Dans la deuxième option, une rationalité clairement plus « combative » est affichée. Prenons un exemple de la théorie des jeux pour l’illustrer. Deux prévenus, soupçonnés d’un même crime, sont enfermés chacun dans une pièce sans pouvoir communiquer. Le juge propose à chacun le marché suivant : « avoue ton crime et tu bénéficieras d’une remise de peine, mais si tu es dénoncé par ton complice, tu auras le maximum ». Si chacun est persuadé que l’autre ne dira rien, il a intérêt à garder le silence (ni se dénoncer, ni dénoncer l’autre) et les 2 recouvriront la liberté. En revanche, si chacun craint que l’autre parle, il a intérêt à dénoncer (soi-même ou l’autre), de sorte qu’en voulant minimiser le risque, il choisit une solution qui n’est pas optimale. En d’autres termes, dès qu’une décision implique d’autres personnes, elle dépend de ce que « l’on pense que les autres pensent », dans un jeu de miroirs à l’infini requérant la coopération et la confiance pour lever l’incertitude.

Dans la troisième option, il s’agit de sortir d’une coopération essentiellement affinitaire, tout en évitant le repli vers la somme des seuls intérêts individuels dont la coopération servirait à pallier les impasses.

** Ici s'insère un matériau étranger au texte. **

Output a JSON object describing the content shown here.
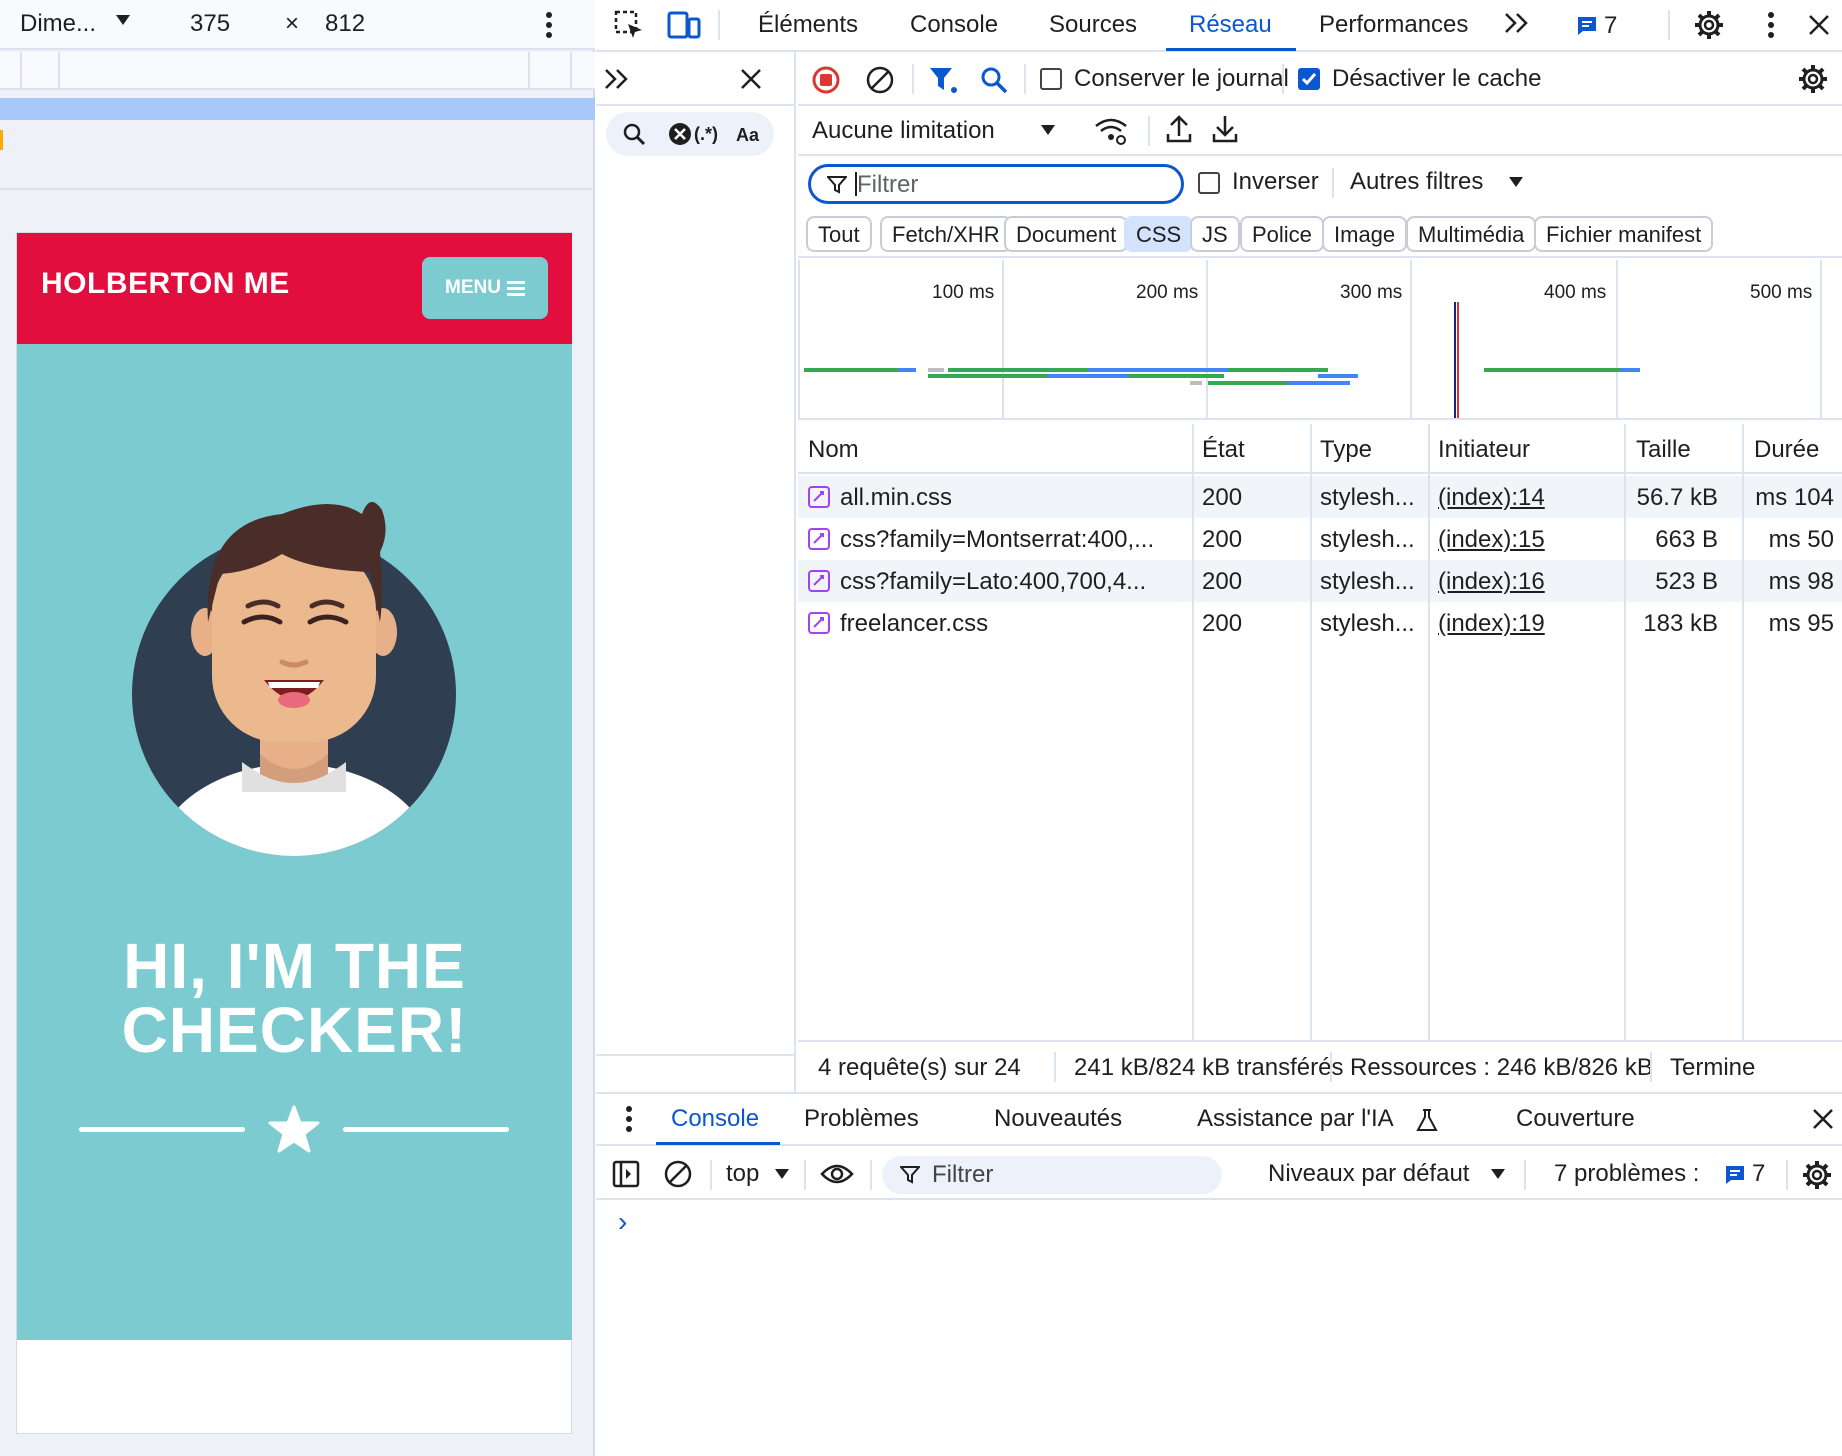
{
  "device_toolbar": {
    "device": "Dime...",
    "width": "375",
    "times": "×",
    "height": "812"
  },
  "site": {
    "brand": "HOLBERTON ME",
    "menu_label": "MENU",
    "hero_line1": "HI, I'M THE",
    "hero_line2": "CHECKER!",
    "colors": {
      "nav": "#e20e3d",
      "masthead": "#7ccbd1",
      "avatar_bg": "#2f3e50"
    }
  },
  "devtools": {
    "tabs": [
      "Éléments",
      "Console",
      "Sources",
      "Réseau",
      "Performances"
    ],
    "active_tab": "Réseau",
    "issues_count": "7",
    "network": {
      "preserve_log": "Conserver le journal",
      "disable_cache": "Désactiver le cache",
      "throttling": "Aucune limitation",
      "filter_placeholder": "Filtrer",
      "invert": "Inverser",
      "more_filters": "Autres filtres",
      "type_filters": [
        "Tout",
        "Fetch/XHR",
        "Document",
        "CSS",
        "JS",
        "Police",
        "Image",
        "Multimédia",
        "Fichier manifest"
      ],
      "selected_filter": "CSS",
      "timeline_labels": [
        "100 ms",
        "200 ms",
        "300 ms",
        "400 ms",
        "500 ms"
      ],
      "columns": [
        "Nom",
        "État",
        "Type",
        "Initiateur",
        "Taille",
        "Durée"
      ],
      "rows": [
        {
          "name": "all.min.css",
          "status": "200",
          "type": "stylesh...",
          "initiator": "(index):14",
          "size": "56.7 kB",
          "time": "104 ms"
        },
        {
          "name": "css?family=Montserrat:400,...",
          "status": "200",
          "type": "stylesh...",
          "initiator": "(index):15",
          "size": "663 B",
          "time": "50 ms"
        },
        {
          "name": "css?family=Lato:400,700,4...",
          "status": "200",
          "type": "stylesh...",
          "initiator": "(index):16",
          "size": "523 B",
          "time": "98 ms"
        },
        {
          "name": "freelancer.css",
          "status": "200",
          "type": "stylesh...",
          "initiator": "(index):19",
          "size": "183 kB",
          "time": "95 ms"
        }
      ],
      "summary": {
        "requests": "4 requête(s) sur 24",
        "transferred": "241 kB/824 kB transférés",
        "resources": "Ressources : 246 kB/826 kB",
        "finish": "Termine"
      }
    },
    "side_search": {
      "regex": "(.*)",
      "case": "Aa"
    },
    "drawer": {
      "tabs": [
        "Console",
        "Problèmes",
        "Nouveautés",
        "Assistance par l'IA",
        "Couverture"
      ],
      "active_tab": "Console",
      "context": "top",
      "filter_placeholder": "Filtrer",
      "levels": "Niveaux par défaut",
      "issues_label": "7 problèmes :",
      "issues_count": "7",
      "prompt": "›"
    }
  }
}
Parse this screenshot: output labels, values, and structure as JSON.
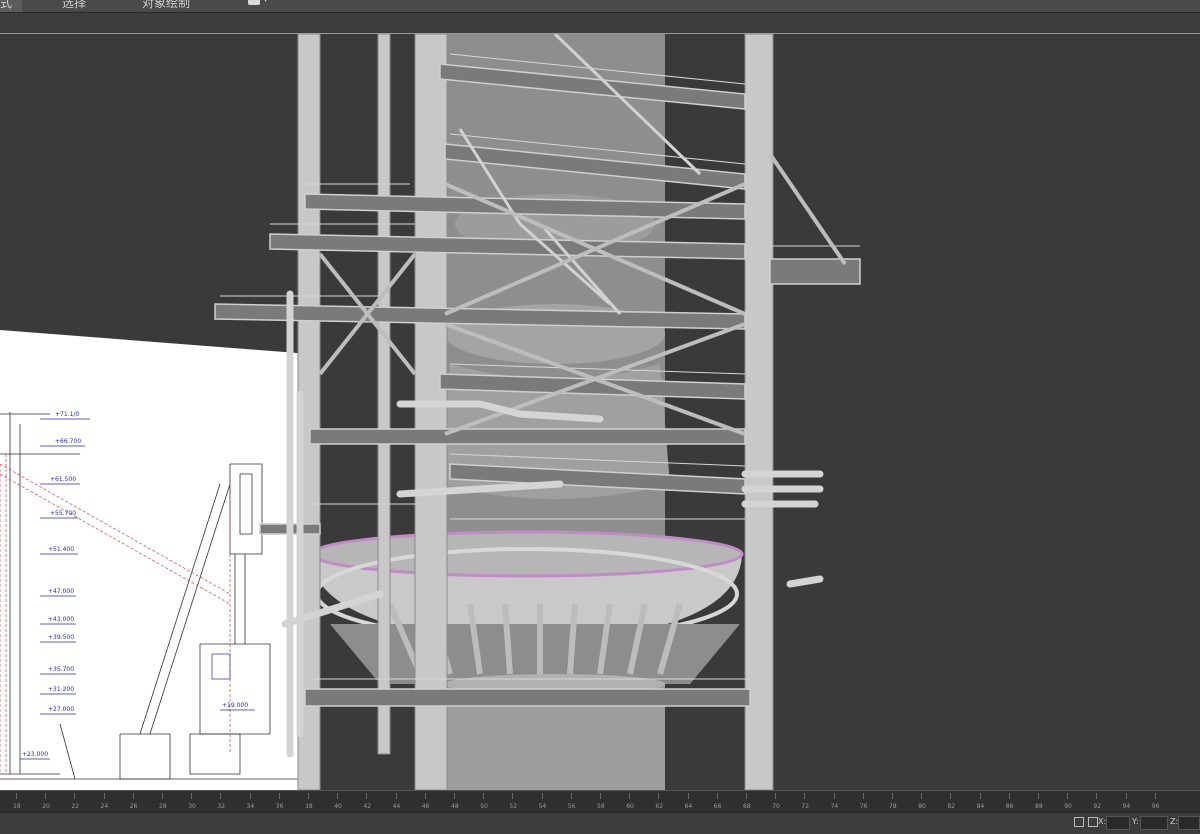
{
  "ribbon": {
    "tabs": [
      {
        "label": "式",
        "active": true
      },
      {
        "label": "选择",
        "active": false
      },
      {
        "label": "对象绘制",
        "active": false
      }
    ]
  },
  "timeline": {
    "ticks": [
      "18",
      "20",
      "22",
      "24",
      "26",
      "28",
      "30",
      "32",
      "34",
      "36",
      "38",
      "40",
      "42",
      "44",
      "46",
      "48",
      "50",
      "52",
      "54",
      "56",
      "58",
      "60",
      "62",
      "64",
      "66",
      "68",
      "70",
      "72",
      "74",
      "76",
      "78",
      "80",
      "82",
      "84",
      "86",
      "88",
      "90",
      "92",
      "94",
      "96"
    ]
  },
  "statusbar": {
    "x_label": "X:",
    "y_label": "Y:",
    "z_label": "Z:"
  },
  "drawing": {
    "elevations": [
      "+71.1/0",
      "+66.700",
      "+61.500",
      "+55.700",
      "+51.400",
      "+47.000",
      "+43.000",
      "+39.500",
      "+35.700",
      "+31.200",
      "+27.000",
      "+23.000",
      "+19.000",
      "+16.000",
      "+11.400"
    ]
  },
  "colors": {
    "viewport_bg": "#3a3a3a",
    "structure": "#b8b8b8",
    "accent_line": "#b99a40",
    "ring_highlight": "#c38ac9"
  }
}
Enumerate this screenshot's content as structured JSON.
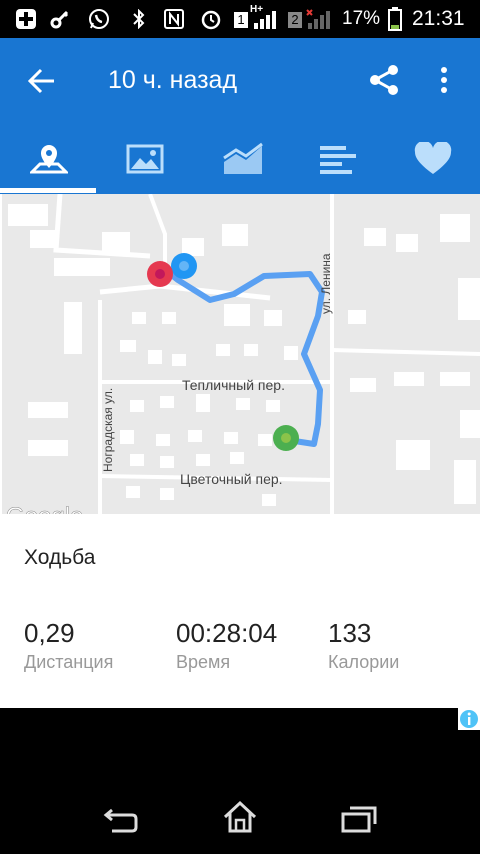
{
  "status_bar": {
    "battery_percent": "17%",
    "time": "21:31",
    "sim1": "1",
    "sim2": "2",
    "network_type": "H+",
    "icons": [
      "plus-notification-icon",
      "vpn-key-icon",
      "whatsapp-icon",
      "bluetooth-icon",
      "nfc-icon",
      "alarm-icon",
      "signal-icon",
      "battery-icon"
    ]
  },
  "app_bar": {
    "title": "10 ч. назад",
    "icons": [
      "back-arrow-icon",
      "share-icon",
      "overflow-menu-icon"
    ]
  },
  "tabs": [
    {
      "icon": "map-pin-icon",
      "active": true
    },
    {
      "icon": "photo-icon",
      "active": false
    },
    {
      "icon": "chart-icon",
      "active": false
    },
    {
      "icon": "bars-icon",
      "active": false
    },
    {
      "icon": "heart-icon",
      "active": false
    }
  ],
  "map": {
    "streets": [
      "ул. Ленина",
      "Тепличный пер.",
      "Ноградская ул.",
      "Цветочный пер."
    ],
    "route_color": "#5aa0f2",
    "markers": {
      "start": "#4caf50",
      "end": "#e53950",
      "current": "#2196f3"
    },
    "logo": "Google"
  },
  "summary": {
    "activity": "Ходьба",
    "stats": [
      {
        "value": "0,29",
        "label": "Дистанция"
      },
      {
        "value": "00:28:04",
        "label": "Время"
      },
      {
        "value": "133",
        "label": "Калории"
      }
    ]
  },
  "colors": {
    "primary": "#1976D2",
    "accent": "#ffffff"
  }
}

C’est là qu’intervient la dynamique de la co-construction fondée sur 3 partis pris principaux :

  • Le crédit d’intention, car c’est la confiance dans l’intelligence des autres qui favorise l’envie de coopérer.
  • La marge de manœuvre, car c’est en donnant ou redonnant des espaces de liberté que la coopération peut se déployer.
  • La mise en action, car c’est dans l’action que l’on s’engage et concrétise la coopération.

Cette dynamique de co-construction constitue ainsi une stratégie clé afin de développer une coopération et une collaboration pérennes. Reste que son principal handicap réside dans le fait qu’on la réduit trop souvent à un outil de manipulation, la tentation étant forte d’ajouter un étage de co-construction plus ou moins factice dans les organisations au lieu d’en redéfinir réellement le fonctionnement.

Passer à l’action

Passer à l’action en s’appuyant sur la co-construction constitue un moyen sûr de développer des pratiques de coopération et de collaboration. Reste alors à choisir ou combiner 3 modes d’intervention principaux dans lesquels déployer cette co-construction.

Le premier mode d’intervention met l’accent sur la prise de conscience et l’envie (via un travail sur la motivation) ainsi que sur les intérêts bien compris et les outils adéquats (via un travail sur les comportements). Utile, ce mode d’intervention est néanmoins assez réducteur s’il est utilisé seul.

Le deuxième mode d’intervention utilise la dynamique « systémique » c’est-à-dire les interactions individuelles et collectives. C’est d’ailleurs en observant les pathologies liées à certaines tensions ou contradictions dans ces interactions que l’analyse systémique s’est développée. Inutile donc, par exemple, de promouvoir la coopération si tous les dispositifs RH et managériaux promeuvent, eux, l’individualisme, à moins d’admettre que la « double-contrainte » constitue le régime de marche de l’entreprise.

Le troisième mode d’intervention se fonde sur la « culture » de l’entreprise dans sa définition anthropologique selon laquelle une entreprise est constituée de 4 champs en interaction :

  • Le champ des identités : professionnelles, métiers…
  • Le champ de l’organisation : du travail, de la production…
  • Le champ du pouvoir : hiérarchie, réseaux d’influence…
  • Le champ des systèmes de pensée : management, valeurs…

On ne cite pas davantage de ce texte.